Au 31 décembre 2025, la trésorerie nette du groupe s’élevait à 1,45 milliard d’euros, contre 1,3 milliard à la fin de l’année précédente. Cette position de liquidité offre au groupe une marge de manœuvre confortable pour financer sa croissance. Les investissements nets ont atteint 215,6 millions d’euros sur l’année, reflétant notamment les travaux du nouveau siège social milanais. Pour 2026, le groupe prévoit de ramener le ratio d’investissement à 6 % des revenus.
En matière de change, le directeur financier, Luciano Santel, prévoit un impact négatif de 4 % sur le chiffre d’affaires en 2026. Les prix des deux marques devraient augmenter d’environ 3 % sur l’année, une hausse modérée, calibrée pour ne pas freiner la demande sur un marché encore sensible à la valeur perçue.

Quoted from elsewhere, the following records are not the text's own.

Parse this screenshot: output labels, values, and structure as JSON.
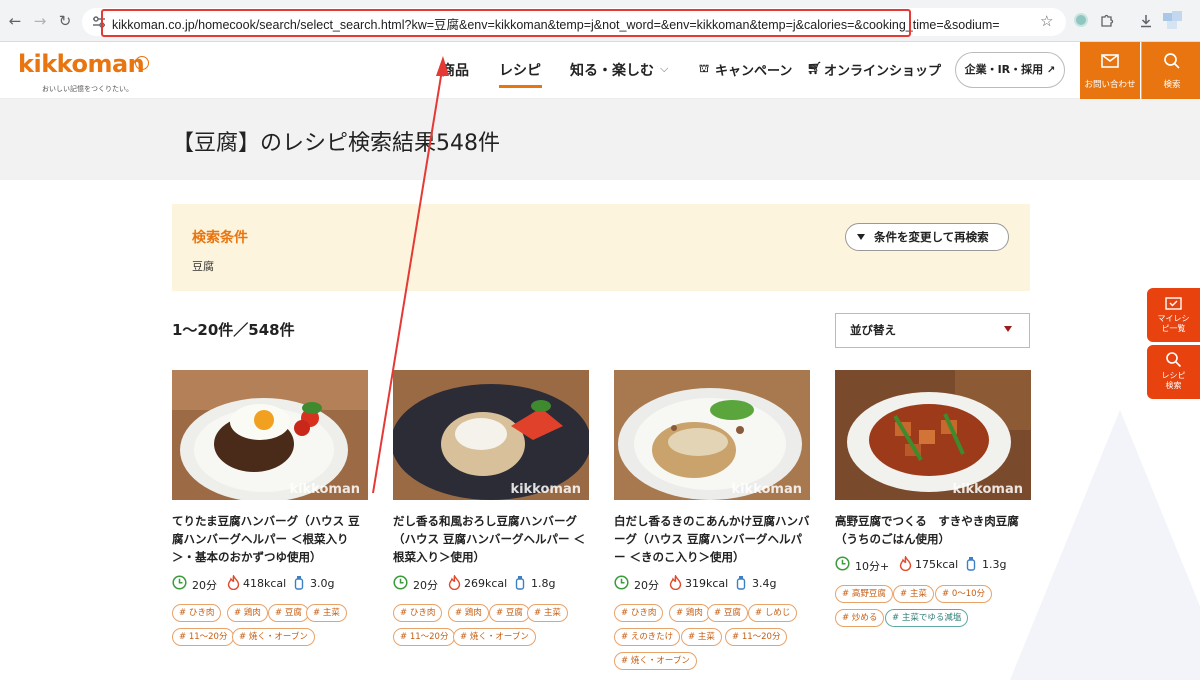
{
  "browser": {
    "url": "kikkoman.co.jp/homecook/search/select_search.html?kw=豆腐&env=kikkoman&temp=j&not_word=&env=kikkoman&temp=j&calories=&cooking_time=&sodium=",
    "back_icon": "arrow-left-icon",
    "forward_icon": "arrow-right-icon",
    "reload_icon": "reload-icon",
    "bookmark_icon": "star-icon",
    "annotation_color": "#e53935"
  },
  "header": {
    "logo_text": "kikkoman",
    "logo_tagline": "おいしい記憶をつくりたい。",
    "nav": [
      "商品",
      "レシピ",
      "知る・楽しむ",
      "キャンペーン",
      "オンラインショップ"
    ],
    "nav_active": "レシピ",
    "corporate_button": "企業・IR・採用",
    "contact_label": "お問い合わせ",
    "search_label": "検索",
    "accent_color": "#e8750f"
  },
  "page": {
    "title": "【豆腐】のレシピ検索結果548件",
    "conditions_title": "検索条件",
    "conditions_value": "豆腐",
    "re_search_button": "条件を変更して再検索",
    "count_text": "1〜20件／548件",
    "sort_label": "並び替え"
  },
  "side_buttons": {
    "my_recipes": "マイレシピ一覧",
    "recipe_search": "レシピ検索"
  },
  "cards": [
    {
      "title": "てりたま豆腐ハンバーグ（ハウス 豆腐ハンバーグヘルパー ＜根菜入り＞・基本のおかずつゆ使用）",
      "time": "20分",
      "kcal": "418kcal",
      "salt": "3.0g",
      "tags": [
        "# ひき肉",
        "# 鶏肉",
        "# 豆腐",
        "# 主菜",
        "# 11〜20分",
        "# 焼く・オーブン"
      ],
      "watermark": "kikkoman"
    },
    {
      "title": "だし香る和風おろし豆腐ハンバーグ（ハウス 豆腐ハンバーグヘルパー ＜根菜入り＞使用）",
      "time": "20分",
      "kcal": "269kcal",
      "salt": "1.8g",
      "tags": [
        "# ひき肉",
        "# 鶏肉",
        "# 豆腐",
        "# 主菜",
        "# 11〜20分",
        "# 焼く・オーブン"
      ],
      "watermark": "kikkoman"
    },
    {
      "title": "白だし香るきのこあんかけ豆腐ハンバーグ（ハウス 豆腐ハンバーグヘルパー ＜きのこ入り＞使用）",
      "time": "20分",
      "kcal": "319kcal",
      "salt": "3.4g",
      "tags": [
        "# ひき肉",
        "# 鶏肉",
        "# 豆腐",
        "# しめじ",
        "# えのきたけ",
        "# 主菜",
        "# 11〜20分",
        "# 焼く・オーブン"
      ],
      "watermark": "kikkoman"
    },
    {
      "title": "高野豆腐でつくる　すきやき肉豆腐（うちのごはん使用）",
      "time": "10分+",
      "kcal": "175kcal",
      "salt": "1.3g",
      "tags": [
        "# 高野豆腐",
        "# 主菜",
        "# 0〜10分",
        "# 炒める",
        "# 主菜でゆる減塩"
      ],
      "watermark": "kikkoman"
    }
  ]
}
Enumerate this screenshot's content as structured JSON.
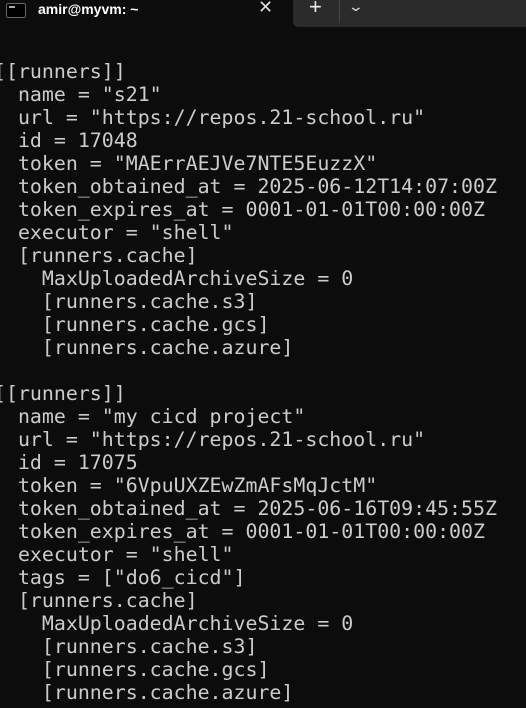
{
  "window": {
    "tab_title": "amir@myvm: ~",
    "close_label": "✕",
    "new_tab_label": "+",
    "dropdown_label": "⌄"
  },
  "terminal": {
    "lines": [
      "",
      "[[runners]]",
      "  name = \"s21\"",
      "  url = \"https://repos.21-school.ru\"",
      "  id = 17048",
      "  token = \"MAErrAEJVe7NTE5EuzzX\"",
      "  token_obtained_at = 2025-06-12T14:07:00Z",
      "  token_expires_at = 0001-01-01T00:00:00Z",
      "  executor = \"shell\"",
      "  [runners.cache]",
      "    MaxUploadedArchiveSize = 0",
      "    [runners.cache.s3]",
      "    [runners.cache.gcs]",
      "    [runners.cache.azure]",
      "",
      "[[runners]]",
      "  name = \"my cicd project\"",
      "  url = \"https://repos.21-school.ru\"",
      "  id = 17075",
      "  token = \"6VpuUXZEwZmAFsMqJctM\"",
      "  token_obtained_at = 2025-06-16T09:45:55Z",
      "  token_expires_at = 0001-01-01T00:00:00Z",
      "  executor = \"shell\"",
      "  tags = [\"do6_cicd\"]",
      "  [runners.cache]",
      "    MaxUploadedArchiveSize = 0",
      "    [runners.cache.s3]",
      "    [runners.cache.gcs]",
      "    [runners.cache.azure]"
    ]
  }
}
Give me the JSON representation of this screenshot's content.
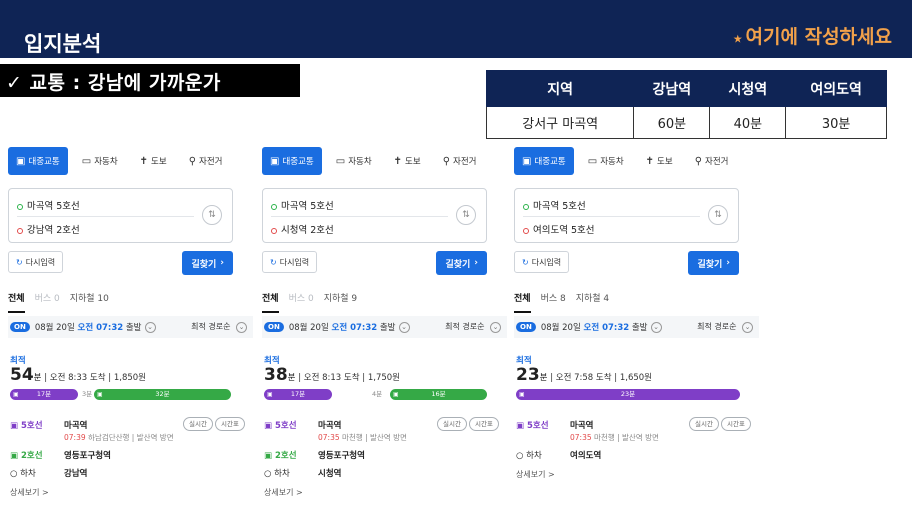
{
  "header": {
    "title": "입지분석",
    "note_star": "⭑",
    "note": "여기에 작성하세요"
  },
  "section": {
    "label": "✓ 교통 : 강남에 가까운가"
  },
  "summary_table": {
    "headers": [
      "지역",
      "강남역",
      "시청역",
      "여의도역"
    ],
    "row": [
      "강서구 마곡역",
      "60분",
      "40분",
      "30분"
    ]
  },
  "modes": [
    "대중교통",
    "자동차",
    "도보",
    "자전거"
  ],
  "common": {
    "reset_label": "다시입력",
    "search_label": "길찾기",
    "tab_all": "전체",
    "on_badge": "ON",
    "depart_date": "08월 20일",
    "depart_time": "오전 07:32",
    "depart_suffix": "출발",
    "sort_label": "최적 경로순",
    "best_label": "최적",
    "more_label": "상세보기 >",
    "realtime_label": "실시간",
    "timetable_label": "시간표",
    "alight_label": "하차",
    "line5": "5호선",
    "line2": "2호선",
    "start_station": "마곡역"
  },
  "panels": [
    {
      "origin": "마곡역 5호선",
      "destination": "강남역 2호선",
      "tab_bus": "버스 0",
      "tab_subway": "지하철 10",
      "duration_num": "54",
      "duration_unit": "분",
      "arrive": "오전 8:33 도착",
      "fare": "1,850원",
      "seg1_label": "17분",
      "walk_label": "3분",
      "seg2_label": "32분",
      "detail_time": "07:39",
      "detail_rest": "하남검단산행 | 발산역 방면",
      "transfer_station": "영등포구청역",
      "final_station": "강남역"
    },
    {
      "origin": "마곡역 5호선",
      "destination": "시청역 2호선",
      "tab_bus": "버스 0",
      "tab_subway": "지하철 9",
      "duration_num": "38",
      "duration_unit": "분",
      "arrive": "오전 8:13 도착",
      "fare": "1,750원",
      "seg1_label": "17분",
      "walk_label": "4분",
      "seg2_label": "16분",
      "detail_time": "07:35",
      "detail_rest": "마천행 | 발산역 방면",
      "transfer_station": "영등포구청역",
      "final_station": "시청역"
    },
    {
      "origin": "마곡역 5호선",
      "destination": "여의도역 5호선",
      "tab_bus": "버스 8",
      "tab_subway": "지하철 4",
      "duration_num": "23",
      "duration_unit": "분",
      "arrive": "오전 7:58 도착",
      "fare": "1,650원",
      "seg1_label": "23분",
      "detail_time": "07:35",
      "detail_rest": "마천행 | 발산역 방면",
      "final_station": "여의도역"
    }
  ],
  "colors": {
    "navy": "#0f2455",
    "accent_orange": "#f2a14a",
    "blue": "#1a6de0",
    "line5_purple": "#7f3ec7",
    "line2_green": "#35a946"
  },
  "icons": {
    "transit": "bus-icon",
    "car": "car-icon",
    "walk": "walk-icon",
    "bike": "bicycle-icon",
    "swap": "swap-icon",
    "reset": "refresh-icon"
  }
}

2026 année d’expansion maîtrisée
Le groupe Moncler aborde 2026 avec une énergie que les chiffres soutiennent. Le début de l’année confirme la dynamique du quatrième trimestre, avec une forte progression de l’Asie et des États-Unis dans tous les canaux de distribution. La présentation récente de la collection Moncler Grenoble à Aspen, territoire d’élection de la marque ancrée dans l’héritage montagnard, a rappelé pourquoi cette enseigne occupe une place à part dans le paysage du luxe contemporain. Elle ne cherche pas à tout faire. Elle fait peu, mais bien, avec une identité suffisamment forte pour résister aux tendances du moment.
Ruffini l’a formulé clairement : l’ambition pour 2026 est de continuer à renforcer les marques, à investir dans l’organisation et à construire une valeur durable. Le groupe a les moyens de ses ambitions. Reste à savoir si les marchés lui donneront le contexte qu’il mérite.